[k8s源碼分析][kube-scheduler]scheduler/algorithm之預(yù)選predicate

1. 前言

轉(zhuǎn)載請說明原文出處, 尊重他人勞動成果!

本文將分析調(diào)度器中的預(yù)選方法, 主要涉及pkg/scheduler/algorithm/predicate/predicates.gopkg/scheduler/algorithm/type.go
源碼位置: https://github.com/nicktming/kubernetes
分支: tming-v1.13 (基于v1.13版本)

2. 預(yù)選方法定義(predicate)

type FitPredicate func(pod *v1.Pod, meta PredicateMetadata, nodeInfo *schedulercache.NodeInfo) (bool, []PredicateFailureReason, error)
// PredicateMetadataProducer is a function that computes predicate metadata for a given pod.
type PredicateMetadataProducer func(pod *v1.Pod, nodeNameToInfo map[string]*schedulercache.NodeInfo) PredicateMetadata

// PredicateMetadata interface represents anything that can access a predicate metadata.
type PredicateMetadata interface {
    ShallowCopy() PredicateMetadata
    AddPod(addedPod *v1.Pod, nodeInfo *schedulercache.NodeInfo) error
    RemovePod(deletedPod *v1.Pod) error
}

可以看到FitPredicate就是預(yù)選方法
pod: 需要調(diào)度的pod.
meta: 一個PredicateMetadata(對predicateMetadata目前可以不用在意, 因為不會影響到整個對預(yù)選方法的理解, 會在后面有分析)
nodeInfo: 就是節(jié)點信息
返回該pod在該節(jié)點nodeInfo是否可以通過, 如果不通過, 理由也會返回.

所以接下來就分析幾個常見的預(yù)選方法. 因為在[k8s源碼分析][kube-scheduler]scheduler/algorithmprovider之注冊default-scheduler 已經(jīng)有涉及到, 所以直接就從pkg/scheduler/algorithmprovider/defaults/defaults.go中選幾個簡單看看就可以了.

3. 預(yù)選方法

3.1 PodFitsHostPorts

判斷該節(jié)點中使用了的port是否與requested pod ports有沖突

func PodFitsHostPorts(pod *v1.Pod, meta algorithm.PredicateMetadata, nodeInfo *schedulercache.NodeInfo) (bool, []algorithm.PredicateFailureReason, error) {
    var wantPorts []*v1.ContainerPort
    // 如果meta可以轉(zhuǎn)成predicateMetadata 就從meta中取
    // 這里不用太在意meta, 因為該meta如果不為nil的話 其實就是從該pod中做了一些操作而已
    if predicateMeta, ok := meta.(*predicateMetadata); ok {
        wantPorts = predicateMeta.podPorts
    } else {
        // We couldn't parse metadata - fallback to computing it.
        wantPorts = schedutil.GetContainerPorts(pod)
    }
    if len(wantPorts) == 0 {
        return true, nil, nil
    }

    // 從該節(jié)點信息中拿到該節(jié)點已經(jīng)使用過的端口
    existingPorts := nodeInfo.UsedPorts()

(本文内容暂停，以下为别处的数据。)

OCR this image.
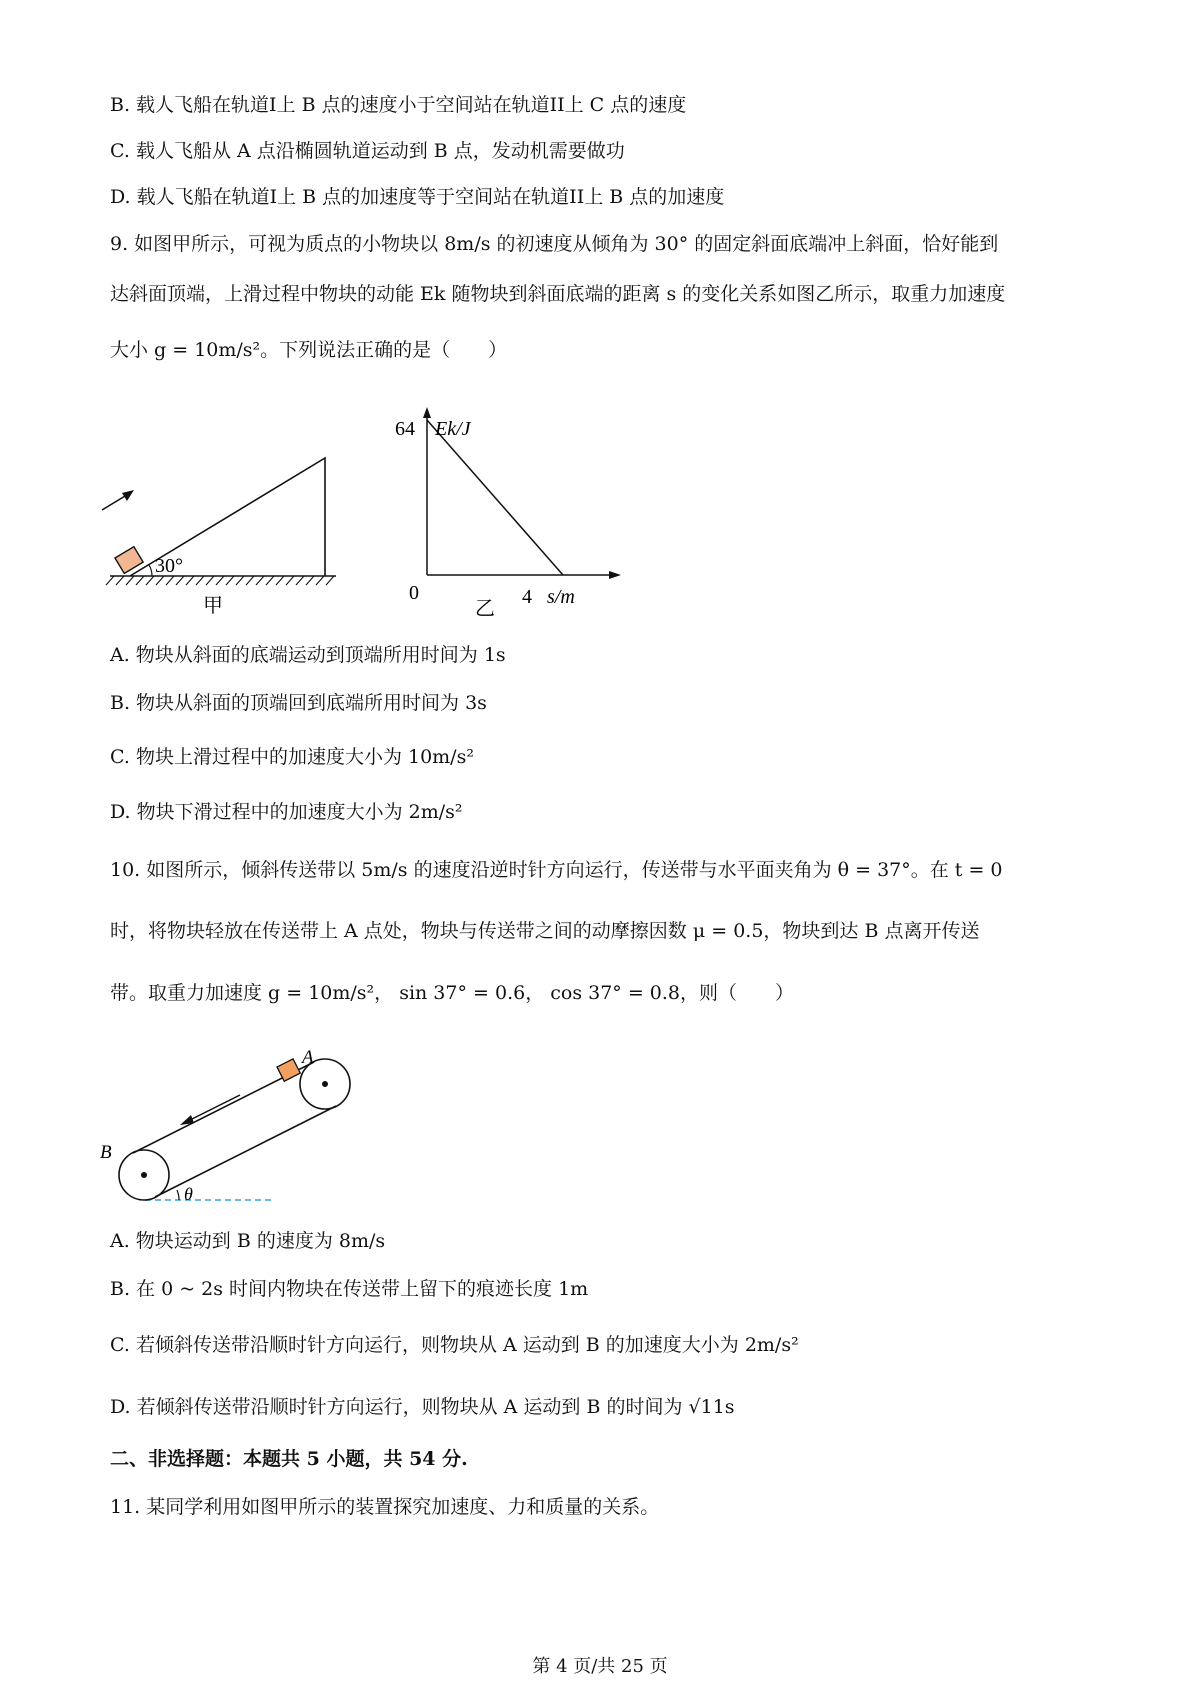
B. 载人飞船在轨道I上 B 点的速度小于空间站在轨道II上 C 点的速度
C. 载人飞船从 A 点沿椭圆轨道运动到 B 点，发动机需要做功
D. 载人飞船在轨道I上 B 点的加速度等于空间站在轨道II上 B 点的加速度
9. 如图甲所示，可视为质点的小物块以 8m/s 的初速度从倾角为 30° 的固定斜面底端冲上斜面，恰好能到
达斜面顶端，上滑过程中物块的动能 Ek 随物块到斜面底端的距离 s 的变化关系如图乙所示，取重力加速度
大小 g = 10m/s²。下列说法正确的是（　　）
30°
甲
Ek/J
64
0	4 s/m
乙
A. 物块从斜面的底端运动到顶端所用时间为 1s
B. 物块从斜面的顶端回到底端所用时间为 3s
C. 物块上滑过程中的加速度大小为 10m/s²
D. 物块下滑过程中的加速度大小为 2m/s²
10. 如图所示，倾斜传送带以 5m/s 的速度沿逆时针方向运行，传送带与水平面夹角为 θ = 37°。在 t = 0
时，将物块轻放在传送带上 A 点处，物块与传送带之间的动摩擦因数 μ = 0.5，物块到达 B 点离开传送
带。取重力加速度 g = 10m/s²， sin 37° = 0.6， cos 37° = 0.8，则（　　）
A
B
θ
A. 物块运动到 B 的速度为 8m/s
B. 在 0 ~ 2s 时间内物块在传送带上留下的痕迹长度 1m
C. 若倾斜传送带沿顺时针方向运行，则物块从 A 运动到 B 的加速度大小为 2m/s²
D. 若倾斜传送带沿顺时针方向运行，则物块从 A 运动到 B 的时间为 √11s
二、非选择题：本题共 5 小题，共 54 分.
11. 某同学利用如图甲所示的装置探究加速度、力和质量的关系。
第 4 页/共 25 页
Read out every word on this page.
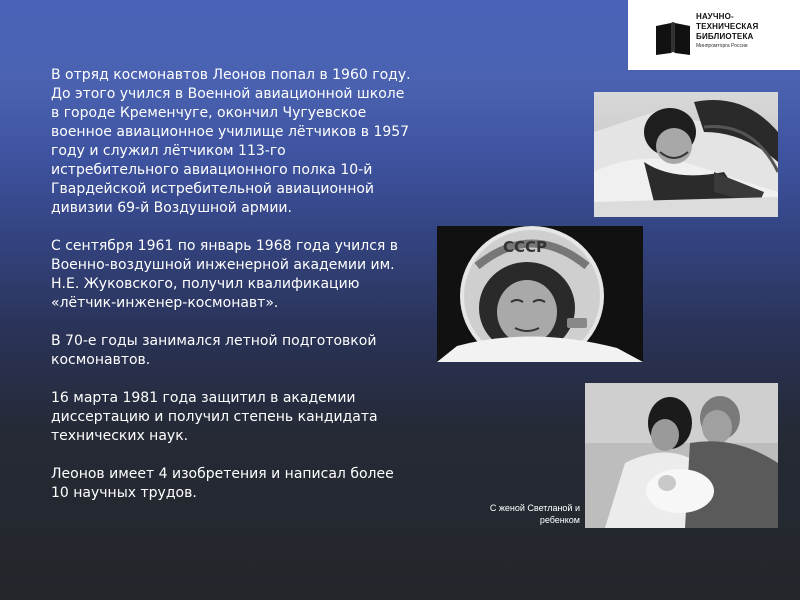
НАУЧНО-
ТЕХНИЧЕСКАЯ
БИБЛИОТЕКА
Минпромторга России

В отряд космонавтов Леонов попал в 1960 году.
До этого учился в Военной авиационной школе в городе Кременчуге, окончил Чугуевское военное авиационное училище лётчиков в 1957 году и служил лётчиком 113-го истребительного авиационного полка 10-й Гвардейской истребительной авиационной дивизии 69-й Воздушной армии.

С сентября 1961 по январь 1968 года учился в Военно-воздушной инженерной академии им. Н.Е. Жуковского, получил квалификацию «лётчик-инженер-космонавт».

В 70-е годы занимался летной подготовкой космонавтов.

16 марта 1981 года защитил в академии диссертацию и получил степень кандидата технических наук.

Леонов имеет 4 изобретения и написал более 10 научных трудов.

СССР
С женой Светланой и ребенком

    // try to see whether existingPorts and  wantPorts will conflict or not
    //判斷是否有沖突
    if portsConflict(existingPorts, wantPorts) {
        return false, []algorithm.PredicateFailureReason{ErrPodNotFitsHostPorts}, nil
    }

    return true, nil, nil
}

3.2 PodFitsResources

判斷資源是否充足

func PodFitsResources(pod *v1.Pod, meta algorithm.PredicateMetadata, nodeInfo *schedulercache.NodeInfo) (bool, []algorithm.PredicateFailureReason, error) {
    node := nodeInfo.Node()
    if node == nil {
        return false, nil, fmt.Errorf("node not found")
    }

    var predicateFails []algorithm.PredicateFailureReason
    allowedPodNumber := nodeInfo.AllowedPodNumber()
    // 如果該節(jié)點所可以容納的pod數(shù)量達到上限時
    if len(nodeInfo.Pods())+1 > allowedPodNumber {
        predicateFails = append(predicateFails, NewInsufficientResourceError(v1.ResourcePods, 1, int64(len(nodeInfo.Pods())), int64(allowedPodNumber)))
    }

    // No extended resources should be ignored by default.
    ignoredExtendedResources := sets.NewString()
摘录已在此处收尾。